Recipe Review: 100% Whole Wheat Biscuits

I found this recipe on a blog called 100 Days of Real Food. The blogger is writing about her commitment to have her family go 100 days without eating any processed food. I have only tried this recipe but I plan to explore it more.

Her blog post with her recipe is below. Keep reading after the recipe for my review of the recipe with some troubles and fixes I experienced.

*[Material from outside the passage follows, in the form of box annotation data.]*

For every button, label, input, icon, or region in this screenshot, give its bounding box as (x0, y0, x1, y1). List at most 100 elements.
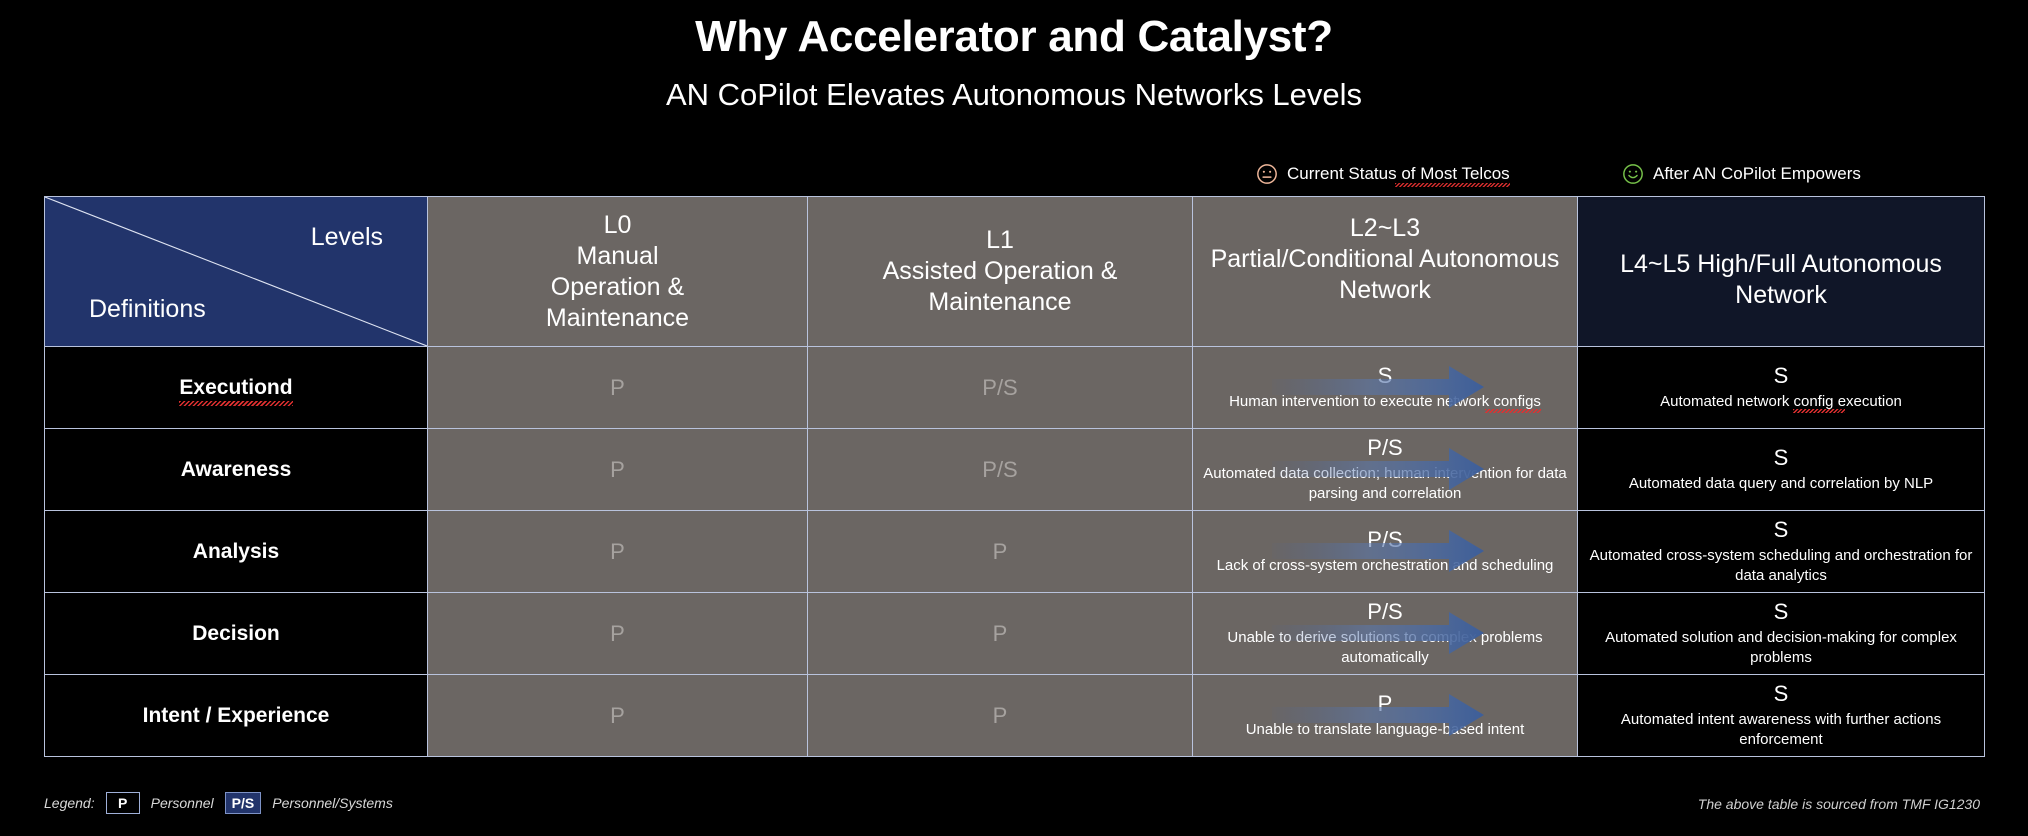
legend-chip-ps: P/S (224, 792, 262, 814)
neutral-face-icon (1256, 163, 1278, 185)
column-header-l1-code: L1 (986, 226, 1014, 254)
cell-decision-l4l5: S Automated solution and decision-making… (1577, 592, 1985, 675)
row-label-intent-experience: Intent / Experience (44, 674, 428, 757)
cell-intent-l0: P (427, 674, 808, 757)
smiley-face-icon (1622, 163, 1644, 185)
table-row: Decision P P P/S Unable to derive soluti… (44, 592, 1985, 675)
status-legend-item-current: Current Status of Most Telcos (1256, 163, 1510, 187)
cell-code: P/S (1367, 434, 1403, 460)
row-label-awareness: Awareness (44, 428, 428, 511)
cell-decision-l0: P (427, 592, 808, 675)
cell-executiond-l1: P/S (807, 346, 1193, 429)
cell-description: Automated solution and decision-making f… (1605, 629, 1957, 666)
cell-value: P (992, 538, 1008, 564)
cell-analysis-l2l3: P/S Lack of cross-system orchestration a… (1192, 510, 1578, 593)
bottom-legend: Legend: P Personnel P/S Personnel/System… (44, 792, 393, 814)
column-header-l2l3-line2: Network (1339, 276, 1431, 304)
legend-prefix: Legend: (44, 795, 95, 811)
cell-awareness-l1: P/S (807, 428, 1193, 511)
column-header-l1-line1: Assisted Operation & (882, 257, 1118, 285)
column-header-l2l3: L2~L3 Partial/Conditional Autonomous Net… (1192, 196, 1578, 347)
cell-description: Human intervention to execute network co… (1229, 392, 1541, 413)
cell-description: Automated network config execution (1660, 392, 1902, 413)
table-row: Awareness P P/S P/S Automated data colle… (44, 428, 1985, 511)
cell-description: Unable to derive solutions to complex pr… (1227, 629, 1543, 666)
cell-executiond-l0: P (427, 346, 808, 429)
cell-code: P/S (1367, 598, 1403, 624)
cell-code: S (1773, 680, 1789, 706)
cell-code: P (1377, 690, 1393, 716)
cell-awareness-l0: P (427, 428, 808, 511)
row-label-text: Executiond (179, 375, 293, 406)
column-header-l0: L0 Manual Operation & Maintenance (427, 196, 808, 347)
cell-description: Unable to translate language-based inten… (1245, 720, 1525, 738)
table-row: Intent / Experience P P P Unable to tran… (44, 674, 1985, 757)
cell-code: S (1773, 444, 1789, 470)
cell-value: P/S (982, 374, 1018, 400)
cell-description: Automated intent awareness with further … (1620, 711, 1942, 748)
cell-description: Automated cross-system scheduling and or… (1589, 547, 1973, 584)
column-header-l0-line2: Operation & (550, 272, 685, 301)
cell-intent-l2l3: P Unable to translate language-based int… (1192, 674, 1578, 757)
cell-analysis-l4l5: S Automated cross-system scheduling and … (1577, 510, 1985, 593)
legend-chip-p: P (105, 792, 140, 814)
cell-intent-l4l5: S Automated intent awareness with furthe… (1577, 674, 1985, 757)
cell-value: P (992, 702, 1008, 728)
page-title: Why Accelerator and Catalyst? (695, 12, 1333, 61)
source-note: The above table is sourced from TMF IG12… (1697, 796, 1980, 812)
column-header-l0-code: L0 (603, 210, 632, 239)
row-label-executiond: Executiond (44, 346, 428, 429)
cell-intent-l1: P (807, 674, 1193, 757)
status-legend-item-after: After AN CoPilot Empowers (1622, 163, 1861, 185)
cell-description: Lack of cross-system orchestration and s… (1216, 556, 1554, 574)
row-label-text: Awareness (180, 457, 292, 481)
page-subtitle: AN CoPilot Elevates Autonomous Networks … (665, 76, 1363, 112)
row-label-text: Analysis (192, 539, 280, 563)
cell-decision-l1: P (807, 592, 1193, 675)
cell-value: P (610, 374, 625, 400)
column-header-l2l3-code: L2~L3 (1349, 214, 1421, 242)
column-header-l0-line3: Maintenance (545, 303, 690, 332)
table-row: Executiond P P/S S Human intervention to… (44, 346, 1985, 429)
column-header-l0-line1: Manual (576, 241, 659, 270)
cell-description: Automated data query and correlation by … (1628, 474, 1934, 492)
column-header-l4l5-line1: High/Full Autonomous (1697, 249, 1942, 278)
corner-label-levels: Levels (310, 223, 383, 251)
legend-chip-p-label: Personnel (150, 795, 214, 811)
cell-code: P/S (1367, 526, 1403, 552)
cell-code: S (1773, 516, 1789, 542)
levels-definitions-table: Levels Definitions L0 Manual Operation &… (44, 196, 1985, 757)
column-header-l4l5-line2: Network (1735, 280, 1827, 309)
status-legend-label-after: After AN CoPilot Empowers (1653, 164, 1861, 183)
table-row: Analysis P P P/S Lack of cross-system or… (44, 510, 1985, 593)
corner-header-cell: Levels Definitions (44, 196, 428, 347)
cell-value: P (610, 620, 625, 646)
cell-value: P/S (982, 456, 1018, 482)
cell-executiond-l4l5: S Automated network config execution (1577, 346, 1985, 429)
column-header-l4l5: L4~L5 High/Full Autonomous Network (1577, 196, 1985, 347)
cell-value: P (610, 702, 625, 728)
row-label-analysis: Analysis (44, 510, 428, 593)
cell-code: S (1773, 598, 1789, 624)
cell-description: Automated data collection; human interve… (1203, 465, 1567, 502)
status-legend: Current Status of Most Telcos After AN C… (0, 163, 2028, 193)
cell-analysis-l0: P (427, 510, 808, 593)
cell-decision-l2l3: P/S Unable to derive solutions to comple… (1192, 592, 1578, 675)
cell-awareness-l2l3: P/S Automated data collection; human int… (1192, 428, 1578, 511)
cell-code: S (1773, 362, 1789, 388)
column-header-l1-line2: Maintenance (928, 288, 1072, 316)
table-header-row: Levels Definitions L0 Manual Operation &… (44, 196, 1985, 347)
row-label-text: Intent / Experience (142, 703, 330, 727)
cell-value: P (992, 620, 1008, 646)
row-label-text: Decision (192, 621, 280, 645)
cell-value: P (610, 456, 625, 482)
legend-chip-ps-label: Personnel/Systems (272, 795, 393, 811)
status-legend-label-current: Current Status of Most Telcos (1287, 164, 1510, 187)
column-header-l2l3-line1: Partial/Conditional Autonomous (1210, 245, 1560, 273)
corner-label-definitions: Definitions (89, 295, 206, 323)
cell-code: S (1377, 362, 1393, 388)
row-label-decision: Decision (44, 592, 428, 675)
column-header-l4l5-code: L4~L5 (1620, 249, 1691, 278)
cell-awareness-l4l5: S Automated data query and correlation b… (1577, 428, 1985, 511)
cell-value: P (610, 538, 625, 564)
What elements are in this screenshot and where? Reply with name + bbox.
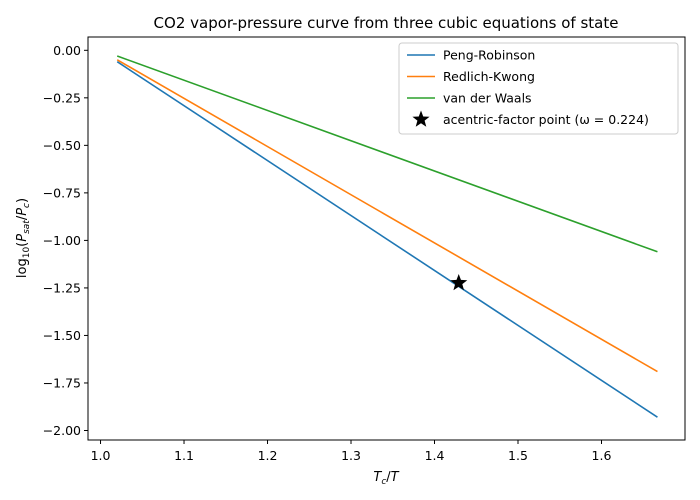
x-tick-label: 1.6 bbox=[592, 448, 612, 463]
x-tick-label: 1.3 bbox=[341, 448, 361, 463]
legend-label-0: Peng-Robinson bbox=[443, 48, 535, 63]
y-tick-label: −1.25 bbox=[43, 280, 81, 295]
series-line-1 bbox=[116, 59, 658, 373]
x-tick-label: 1.0 bbox=[91, 448, 111, 463]
y-tick-label: −0.75 bbox=[43, 185, 81, 200]
legend-frame bbox=[398, 42, 679, 135]
y-tick-label: −0.50 bbox=[43, 138, 81, 153]
legend-label-1: Redlich-Kwong bbox=[443, 69, 535, 84]
x-tick-label: 1.2 bbox=[258, 448, 278, 463]
series-line-0 bbox=[116, 61, 658, 418]
y-tick-label: −1.75 bbox=[43, 375, 81, 390]
y-tick-label: −0.25 bbox=[43, 90, 81, 105]
x-tick-label: 1.1 bbox=[174, 448, 194, 463]
plot-lines bbox=[116, 55, 658, 418]
legend: Peng-Robinson Redlich-Kwong van der Waals a… bbox=[398, 42, 679, 135]
y-tick-label: −1.50 bbox=[43, 328, 81, 343]
plot-frame bbox=[87, 36, 686, 441]
legend-label-2: van der Waals bbox=[443, 91, 532, 106]
x-axis-label: Tc/T bbox=[373, 470, 399, 487]
y-axis-label: log10(Psat/Pc) bbox=[15, 198, 32, 278]
y-tick-label: −2.00 bbox=[43, 423, 81, 438]
x-tick-label: 1.4 bbox=[425, 448, 445, 463]
legend-marker-star bbox=[412, 110, 430, 127]
y-tick-label: 0.00 bbox=[53, 43, 81, 58]
y-tick-label: −1.00 bbox=[43, 233, 81, 248]
legend-label-marker: acentric-factor point (ω = 0.224) bbox=[443, 112, 649, 127]
series-line-2 bbox=[116, 55, 658, 253]
marker-star bbox=[450, 273, 468, 291]
plot-marker bbox=[450, 273, 468, 291]
y-axis: 0.00 −0.25 −0.50 −0.75 −1.00 −1.25 −1.50 −1.75 −… bbox=[43, 43, 88, 438]
x-axis: 1.0 1.1 1.2 1.3 1.4 1.5 1.6 bbox=[91, 440, 612, 463]
x-tick-label: 1.5 bbox=[508, 448, 528, 463]
chart-title: CO2 vapor-pressure curve from three cubi… bbox=[154, 14, 619, 32]
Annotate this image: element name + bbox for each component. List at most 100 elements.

Recipe: Super Easy Whole Wheat Biscuits
from 100 Days of Real Food

There are so many reasons why I love these biscuits. First of all, they are super easy to make and no special equipment (like a rolling pin or biscuit cutter) is needed. It takes no more than 15 or 20 minutes to make them from mixing the dough to pulling them out of the oven. Then once they are done they are moist and flaky and so tasty (c’mon, look at the picture – you know you want one!). And the best part is that they freeze and reheat beautifully (I just throw the frozen biscuits in the toaster oven on the bake setting). So make a big batch, freeze a bunch in a gallon zip lock freezer bag, and then the next time you want to add a biscuit to your breakfast, lunch or dinner they are ready to go. It honestly couldn’t be easier…so go ahead and throw away that refrigerated tube of dough you bought from the grocery store!

Whole Wheat Biscuits

    • 2 cups whole wheat flour (I used King Arthur’s white whole wheat organic flour)
    • 4 teaspoons baking powder
    • ½ teaspoon salt
    • ¼ cup cold unsalted butter
    • 1 cup milk (any kind)

In a medium sized bowl combine flour, baking powder, and salt. Mix well with whisk or fork. Cut the ½ stick butter into little pea sized pieces and then mix the pieces into the flour mixture. Using a fork, try to mash the butter pieces as you mix it together with the flour until it resembles coarse crumbs. It is okay if the outcome just looks like the same pea sized pieces of butter covered with flour. Then pour in the milk and mix it all together. Knead the dough with your hands 8 to 10 times and then turn out onto a counter or cutting board. Pat it out flat with your hands until the dough is a somewhat even ¾-inch thickness (sprinkle with a little flour if necessary). Turn a drinking glass upside down and cut out biscuit rounds. I have also used shaped cookie cutters (like a heart or star) if you have little ones helping you! Then put them on an ungreased cookie sheet and bake at 450 degrees for 10 – 12 minutes or until lightly browned.

Yield: 8 – 10 biscuits (depending on the size that you cut them)

Redneck Review

I was very happy to find this recipe. I have been wanting to start making whole wheat biscuits for a while. The comments on her blog all raved about the recipe, so I gave it a shot.

I used soft white wheat which is better for non-yeast baking. It is sometimes labeled as pastry flour. I grind the wheat myself in my flour mill.

I ran into some difficulty the first time I made the biscuits. I followed the recipe, but the dough was way too wet to roll out.  I decided to make them as drop biscuits. They were awesome tasting although a little crumbly. I made them this way about 3 times with good results

Later I wanted to see if I could find out what went wrong. I looked on the blogs comments, but no one else seemed to have the problem. I determined that since I milled my flour immediately before mixing that it had a lot more air in it than flour that had been in transit and sitting on shelves.

The next time I made them I packed the flour into the cup fairly tightly. This time I got the true consistency of biscuit dough. I pressed it out and cut out biscuits. They were good, but drier and not as pretty as in the picture. However, I have never really mastered the art of rolled biscuits and still need some practice.  I am going to work on making adjustments to the flour, but I may still use the drop method and skip the rolling out and cutting steps.

If you are using store bought flour you should be able to followe her recipe directly. If you want to try them as drop biscuits. Try lightly spooning the flour into the measuring cup rather than scooping directly from the canister.

All in all I would say it is an excellent recipe and well worth trying.